Lymphospecific toxicity in adenosine deaminase deficiency and purine nucleoside phosphorylase deficiency: Possible role of nucleoside kinase(s)

Abstract

Inherited deficiencies of the enzymes adenosine deaminase (adenosine aminohydrolase; EC 3.5.4.4) and purine nucleoside phosphorylase (purine-nucleoside:orthophosphate ribosyltransferase; EC 2.4.2.1) preferentially interfere with lymphocyte development while sparing most other organ systems. Previous experiments showed that through the action of specific kinases, nucleosides can be trapped intracellularly in the form of 5''-phosphates.
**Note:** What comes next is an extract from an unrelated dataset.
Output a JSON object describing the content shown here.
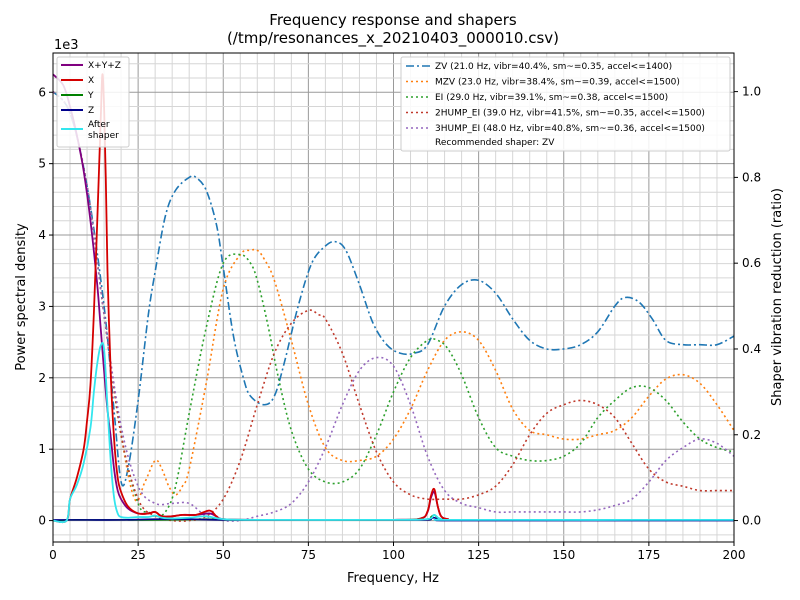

The ability of newborn human tissues to phosphorylate adenosine and deoxyadenosine, the substrate of adenosine deaminase, and also inosine, deoxyinosine, guanosine and deoxyguanosine, the substrates of purine nucleoside phosphorylase was measured. Substantial activities of adenosine kinase were found in all tissues studied; guanosine and inosine kinases were detected in none. The ability to phosphorylate deoxyadenosine, deoxyinosine and deoxyguanosine was largely confined to lymphocytes. Adenosine deaminase, but not purine nucleoside phosphorylase, showed a similar lymphoid predominance. Deoxyadenosine, deoxyinosine and deoxyguanosine were toxic to human lymphoid cells. The toxicity of deoxyadenosine was reversed by the addition of deoxycytidine, but not uridine, to the culture medium. In adenosine deaminase and purine nucleoside phosphorylase deficiency, toxic deoxyribonucleosides produced by many tissues are probably selectively trapped in lymphocytes by phosphorylating enzyme(s).